Однако Иван Федоров, принявши кошель, медлил и не уходил. Наконец, когда удивленный Киприан вопросил, какая иная нужда есть у него, Федоров высказал, сперва путано, а затем все яснее несколько необычную просьбу: оказывается, у этого даньщика был младший сын, Сергей, желающий посвятить себя духовному труду и уже зело навычный к грамоте.

– Книги чтет и греческую молвь учит! – сказал, волнуясь, Иван.

– А какого возрастия? – вопросил Киприан.

– Семнадцать летов! – обрадованно отозвался Иван, обминая в руках давеча снятую шапку.

Киприан задумался, прикрывши вежды. «Учит греческий?»

– Плотским раззожением не смущен? – вновь вопросил Киприан.

– Женить предлагали, не хочет! – отмолвил Иван.

«В иноки… – думал меж тем Киприан. – В иноки он возможет вступить и сам. А там и еще к кому попадет. Вьюноша наверняка способен к большему! Впрочем…»

– Пусть завтра придет ко мне! – твердо вымолвил Киприан. – Проверю, насколько сей исхитрен в книжном научении!

Иван обрадованно склонил голову. Дома Федоровы до позднего вечера судили и рядили. Наталья ходила, поджимая губы, заботно поглядывая на внука:

Не ошибись, Сережа! – высказала наконец. – В ченцы пойдешь, ни жены, ни детей тебе уже не видать!

– Ведаю, бабушка, – отмолвил рослый бледный отрок с первым пухом темно-русой бороды на щеках и подбородке и не домолвил, что, мол, детей старший брат Иван нарожает, а ему блазнит иной путь, которому семейные радости токмо помеха.

«Сама приучала к чтению! – думала меж тем Наталья, не ведая, ругать ей себя за это или хвалить. – Может, и достигнет высот каких! – подумалось. – Вон иные и в епископы выходят, из простого-то звания, а мы, чать, и не крестьяне, ратный род!»
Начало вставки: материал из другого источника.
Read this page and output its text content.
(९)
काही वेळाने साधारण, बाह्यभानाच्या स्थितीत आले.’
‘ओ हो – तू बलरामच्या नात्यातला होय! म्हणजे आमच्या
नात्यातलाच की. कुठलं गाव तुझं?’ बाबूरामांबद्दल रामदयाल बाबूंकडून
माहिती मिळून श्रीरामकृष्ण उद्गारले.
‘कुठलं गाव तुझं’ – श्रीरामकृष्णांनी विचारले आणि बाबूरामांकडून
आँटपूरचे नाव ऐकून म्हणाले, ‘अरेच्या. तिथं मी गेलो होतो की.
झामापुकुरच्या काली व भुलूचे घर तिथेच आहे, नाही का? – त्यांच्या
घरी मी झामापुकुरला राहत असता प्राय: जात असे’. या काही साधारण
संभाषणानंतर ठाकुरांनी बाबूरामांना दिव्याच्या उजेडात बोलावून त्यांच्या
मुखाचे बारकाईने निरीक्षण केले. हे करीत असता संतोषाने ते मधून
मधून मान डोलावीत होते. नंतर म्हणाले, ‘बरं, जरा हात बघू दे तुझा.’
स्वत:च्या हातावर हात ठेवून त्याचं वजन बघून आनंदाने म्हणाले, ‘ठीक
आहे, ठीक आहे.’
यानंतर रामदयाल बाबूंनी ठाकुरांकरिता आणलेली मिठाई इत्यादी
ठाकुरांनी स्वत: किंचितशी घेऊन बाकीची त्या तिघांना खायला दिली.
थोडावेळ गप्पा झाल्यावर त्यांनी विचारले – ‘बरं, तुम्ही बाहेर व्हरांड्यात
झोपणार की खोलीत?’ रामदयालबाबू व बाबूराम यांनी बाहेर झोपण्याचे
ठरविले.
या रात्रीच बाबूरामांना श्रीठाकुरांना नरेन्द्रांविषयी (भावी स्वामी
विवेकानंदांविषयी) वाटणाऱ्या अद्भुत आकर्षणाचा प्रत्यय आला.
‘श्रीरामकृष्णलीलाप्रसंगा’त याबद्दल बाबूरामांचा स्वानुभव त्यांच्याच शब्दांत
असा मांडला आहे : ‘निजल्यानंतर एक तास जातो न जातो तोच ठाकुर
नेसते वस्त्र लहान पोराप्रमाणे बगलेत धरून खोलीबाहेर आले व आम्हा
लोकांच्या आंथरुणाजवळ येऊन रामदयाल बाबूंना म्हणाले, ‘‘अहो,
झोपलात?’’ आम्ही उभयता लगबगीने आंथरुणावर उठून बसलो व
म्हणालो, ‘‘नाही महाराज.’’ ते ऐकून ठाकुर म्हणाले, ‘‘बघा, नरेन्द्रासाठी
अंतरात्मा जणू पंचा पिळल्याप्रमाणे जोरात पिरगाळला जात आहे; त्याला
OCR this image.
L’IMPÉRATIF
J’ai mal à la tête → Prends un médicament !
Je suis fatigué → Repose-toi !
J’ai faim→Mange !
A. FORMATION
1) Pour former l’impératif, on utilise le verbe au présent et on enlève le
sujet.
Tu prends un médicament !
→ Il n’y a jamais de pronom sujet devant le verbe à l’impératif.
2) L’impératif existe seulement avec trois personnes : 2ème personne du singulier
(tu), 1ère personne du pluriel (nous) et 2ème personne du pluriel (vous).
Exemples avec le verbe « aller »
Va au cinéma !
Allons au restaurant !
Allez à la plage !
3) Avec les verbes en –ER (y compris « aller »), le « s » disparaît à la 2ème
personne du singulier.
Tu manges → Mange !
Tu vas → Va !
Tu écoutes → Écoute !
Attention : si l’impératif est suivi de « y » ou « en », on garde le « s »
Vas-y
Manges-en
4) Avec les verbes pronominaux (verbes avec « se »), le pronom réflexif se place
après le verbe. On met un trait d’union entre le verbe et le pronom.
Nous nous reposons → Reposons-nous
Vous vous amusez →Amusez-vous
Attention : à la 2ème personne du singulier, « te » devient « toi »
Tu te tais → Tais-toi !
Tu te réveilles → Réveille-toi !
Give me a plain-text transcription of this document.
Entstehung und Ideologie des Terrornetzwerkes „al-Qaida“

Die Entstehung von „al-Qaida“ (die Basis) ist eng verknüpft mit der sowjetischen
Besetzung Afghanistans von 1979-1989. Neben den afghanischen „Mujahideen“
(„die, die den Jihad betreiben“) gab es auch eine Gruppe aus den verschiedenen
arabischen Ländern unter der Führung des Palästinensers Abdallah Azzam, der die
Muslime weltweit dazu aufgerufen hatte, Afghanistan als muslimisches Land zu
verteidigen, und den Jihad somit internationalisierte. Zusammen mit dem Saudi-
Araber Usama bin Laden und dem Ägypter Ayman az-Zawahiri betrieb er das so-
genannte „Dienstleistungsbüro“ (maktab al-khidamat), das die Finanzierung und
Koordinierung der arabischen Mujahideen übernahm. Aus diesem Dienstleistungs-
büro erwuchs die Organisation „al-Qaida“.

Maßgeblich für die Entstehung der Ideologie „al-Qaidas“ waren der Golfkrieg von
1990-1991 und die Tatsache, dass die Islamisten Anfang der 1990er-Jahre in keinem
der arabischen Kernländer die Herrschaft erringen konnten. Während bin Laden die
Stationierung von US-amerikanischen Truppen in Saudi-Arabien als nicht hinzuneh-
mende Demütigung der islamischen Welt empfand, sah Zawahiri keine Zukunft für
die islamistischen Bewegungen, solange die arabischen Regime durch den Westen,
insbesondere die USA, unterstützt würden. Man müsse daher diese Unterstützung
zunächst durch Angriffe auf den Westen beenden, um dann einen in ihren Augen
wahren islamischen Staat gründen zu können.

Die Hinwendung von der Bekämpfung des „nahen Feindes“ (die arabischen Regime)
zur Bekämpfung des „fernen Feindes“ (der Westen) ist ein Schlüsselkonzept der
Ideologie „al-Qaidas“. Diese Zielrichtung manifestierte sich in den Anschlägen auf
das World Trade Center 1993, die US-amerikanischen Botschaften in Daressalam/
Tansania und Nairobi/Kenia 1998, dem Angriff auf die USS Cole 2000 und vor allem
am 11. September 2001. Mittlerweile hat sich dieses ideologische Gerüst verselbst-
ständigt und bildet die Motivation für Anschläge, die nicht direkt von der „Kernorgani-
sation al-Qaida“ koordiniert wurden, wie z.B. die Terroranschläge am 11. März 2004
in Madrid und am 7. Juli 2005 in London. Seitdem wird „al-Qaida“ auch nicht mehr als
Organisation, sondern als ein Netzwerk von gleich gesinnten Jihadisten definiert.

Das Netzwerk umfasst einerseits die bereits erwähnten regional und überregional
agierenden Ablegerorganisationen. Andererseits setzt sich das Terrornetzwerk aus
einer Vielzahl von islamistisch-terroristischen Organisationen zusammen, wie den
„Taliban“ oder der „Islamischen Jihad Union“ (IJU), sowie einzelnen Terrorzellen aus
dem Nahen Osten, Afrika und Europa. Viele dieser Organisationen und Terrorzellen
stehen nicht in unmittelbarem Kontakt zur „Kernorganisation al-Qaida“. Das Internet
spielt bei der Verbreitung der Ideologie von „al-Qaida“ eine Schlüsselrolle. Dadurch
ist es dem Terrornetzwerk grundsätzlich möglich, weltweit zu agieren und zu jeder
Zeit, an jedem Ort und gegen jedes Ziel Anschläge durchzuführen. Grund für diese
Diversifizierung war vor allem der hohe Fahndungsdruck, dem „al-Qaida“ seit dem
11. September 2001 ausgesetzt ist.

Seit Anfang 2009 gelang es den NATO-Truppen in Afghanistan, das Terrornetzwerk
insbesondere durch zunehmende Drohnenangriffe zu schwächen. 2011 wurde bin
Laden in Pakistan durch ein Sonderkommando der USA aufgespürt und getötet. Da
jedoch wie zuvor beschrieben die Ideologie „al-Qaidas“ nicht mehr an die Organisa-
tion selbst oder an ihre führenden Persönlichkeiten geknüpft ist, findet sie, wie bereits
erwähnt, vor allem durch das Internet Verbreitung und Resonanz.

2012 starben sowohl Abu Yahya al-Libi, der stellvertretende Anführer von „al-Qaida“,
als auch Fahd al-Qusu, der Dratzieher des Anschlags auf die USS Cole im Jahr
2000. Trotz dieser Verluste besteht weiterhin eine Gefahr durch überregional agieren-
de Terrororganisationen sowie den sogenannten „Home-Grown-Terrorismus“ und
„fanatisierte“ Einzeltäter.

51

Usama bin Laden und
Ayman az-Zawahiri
Назавтра отец с сыном отправились во владычное сельцо. Киприан долго беседовал с Сергеем, удалив предварительно отца, дабы не мешал. Иван Никитич сидел на лавке, краем уха слушая из-за неплотно прикрытой двери глаголы слов и мало что понимая в мудрых речениях ученой беседы. Наконец Серега вышел, счастливый, с пылающим лицом, а Киприан сам проводил его до порога, еще раз благословил юношу, опустившегося на колени. Благословил и отца, примолвив: «Чадо твое угодно Господу!» И уже внизу, на дворе, когда садились на коней, Серега вымолвил гордо: «Он меня в книжарню берет! И греческому станет учить! Я и жить буду на владычном дворе!»

Иван ехал задумчив, хмур. Он увидал то, чего не мог еще увидеть Серега, и гадал теперь: «Долго ли еще проживет Киприан и что будет с Сергеем после его смерти?»

Ехал, изредка взглядывая на сына, с тем легким удивлением, с каким отцы встречают первые проявления отличного от родительского норова в своих детях. И благо тому отцу, который поймет, примет и не будет стараться поиначить по-своему грядущую жизнь потомка!

Киприан все-таки прожил или заставил себя прожить еще год. Он посвящал в сан. Освятил завершенную наконец на деньги великого князя церковь в Симонове. И умер только в сентябре следующего года, когда уже Василий Дмитрич повел войска встречу Витовту.